– При том, что лидер неофициальной оппозиции нанёс визит посланцам Федерации. Если у кого-то нервы на пределе, то из этого могли сделать далеко идущие выводы.
– Лидер оппозиции?
– Ну, или один из лидеров.
– Ну, знаешь, Райан, по части далеко идущих выводов с тобой никто не сравнится. И потом, – Макс поколебался, но всё же продолжил: – у меня создалось впечатление, что отец больше тяготеет к Альянсу, чем к Федерации. То есть он, в отличие от многих других, Федерацию не ненавидит и не считает, что с ней нужно разорвать всяческие отношения… Но и забывать, что она никак не помогла нам во время Дейнебской, тоже не намерен. И он всегда с большим почтением относился к Конверсу.
– А к Игену? – тут же спросила Мариса. Макс пожал плечами:
– Когда мы с ним об этом в последний раз говорили, Конверс был ещё жив. А Иген шёл только как приложение к нему, если можно так выразиться.
– Макс, я поискал информацию о твоём отце, – сказал Райан. – Раньше он активно участвовал в политической жизни, а теперь вдруг затих, так? Можешь поверить моему опыту и интуиции: он не отказался от участия в политике, просто выжидает своего часа. Ждёт, пока канцлер Ауг окончательно дискредитирует себя. Возможно – пока они с повстанцами съедят друг друга. После чего поможет навести порядок и станет этаким Октавианом Августом. Или, может, Августом станет кто-то другой, а Бернард Лепиньски – его соратником и помощником.
– Если хотите знать моё мнение – предположение высосано из пальца, – заметила Давина.
– Да нет, – неожиданно поддержал Райана Макс. – Отец всегда был сторонником умеренности, в том числе и в смысле политического курса. Но при этом не боялся идти на жёсткие меры, когда считал, что в этом есть нужда. И теперь, когда я думаю обо всём, им сказанном… возможно, именно так он и намерен поступить. Дождётся, пока крайности взаимно уничтожатся, при необходимости добьёт оставшуюся, и тогда воцарится столь любезная его сердцу золотая середина.
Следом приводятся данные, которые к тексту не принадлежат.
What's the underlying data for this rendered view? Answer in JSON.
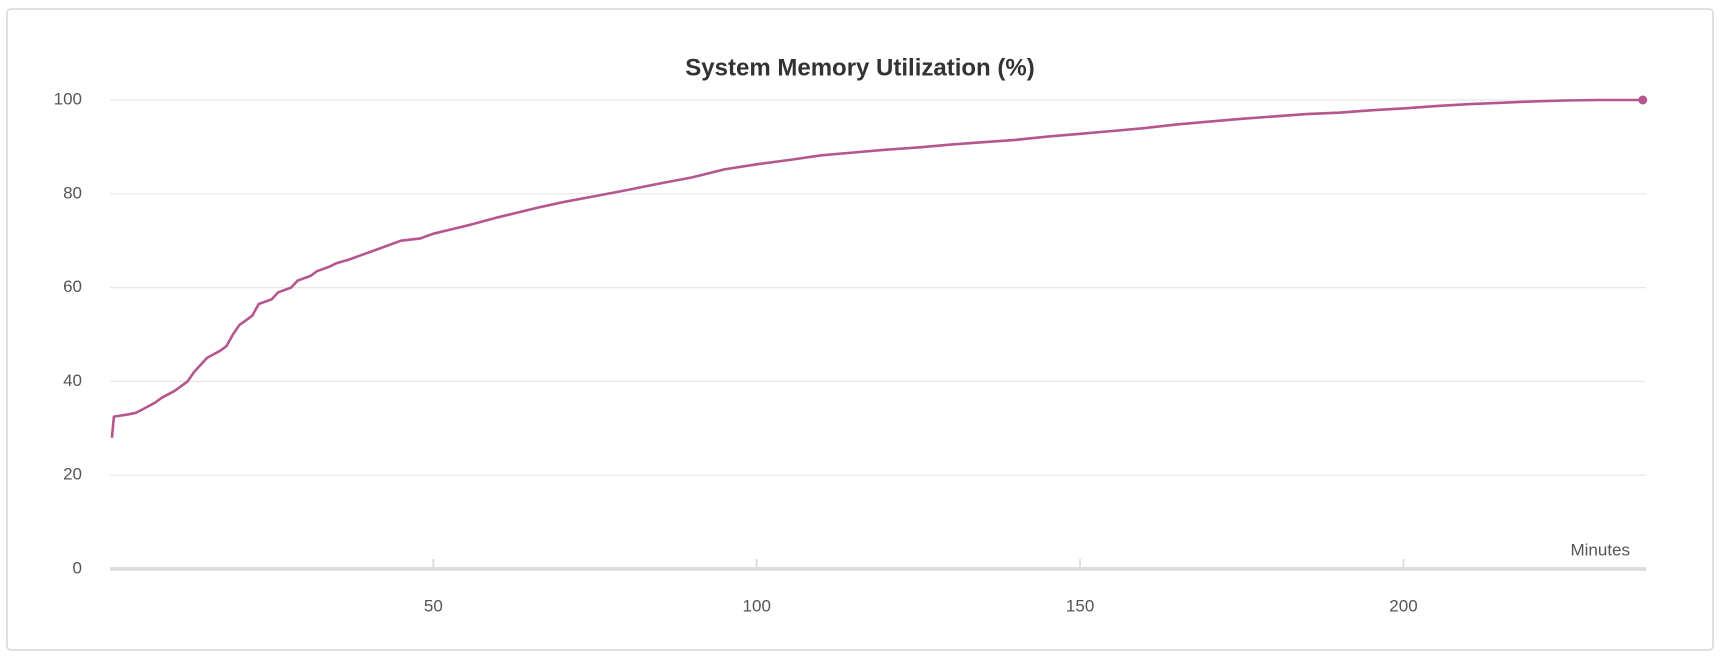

– Но в любом случае нас это не касается, – в который раз напомнила Давина.
Разговор увял. Впереди, в просвете между деревьями, показались здания космопорта. Сегодня оранжевое нильфхельское солнце ярко светило с бирюзового небосвода, и ансамбль можно было оценить издалека. Кто бы ни строил портовый комплекс, архитектором он был от бога: стеклянное здание пассажирского терминала казалось парящим в воздухе, башенки диспетчерской и связи выглядели его органичным продолжением, да и видневшиеся подальше технические корпуса были выполнены в едином стиле.
Внутри было всё так же пусто. Дежурный кивнул им, как старым знакомым, Рауль в ответ махнул ему рукой. Посадочное поле на этот раз было аккуратно расчищено, вдали проехала пара снегоуборочных машин и одна грузовая. «Зимородок», по-прежнему одинокий, гордо красовался посреди поля, отбуксировать его поближе к краю или в ангар никто и не подумал.
– Ну, вы тут устраивайтесь, Карла, – сказал Райан. – Я сейчас перенесу свои вещи, много времени это не займёт.
– Кстати о сборах – завтра надо будет встать и приготовить завтрак пораньше, – заметила Давина. – Раз уж мы собрались отбыть. Мариса, сделаете?
– Конечно, – иберийка пожала плечами. – Вы вдвоём едете?
Давина кивнула.
– А куда, если не секрет? – Карла остановилась в дверях каюты.
– Хотим осмотреть один из объектов «Аталанты». Но об этом лучше за пределами корабля никому не говорить.
– А можно мне с вами?
– Зачем?
– Я не привыкла сидеть без дела. К тому же я никогда не была на Нильфхеле.
Давина пожала плечами.
– А почему бы и нет? – сказал Райан.
– Вы действительно этого хотите? – капитан посмотрела на него.
– Не вижу причин отказать.
– Не вижу причин соглашаться, – Давина резко развернулась и вошла в свою каюту. Однако, прежде чем дверь успела закрыться, Райан нырнул следом.
– Вы чего-то хотите? – сухо поинтересовалась женщина.
– Да. Давина, – Райан наклонил голову набок, зная, что так получается проникновенней и выразительней, – я прошу вас.
– Вы, кажется, хотели собрать свои вещи.
– Давина, мы редко друг друга о чём-то просим. И всё же… Я буду у вас в долгу.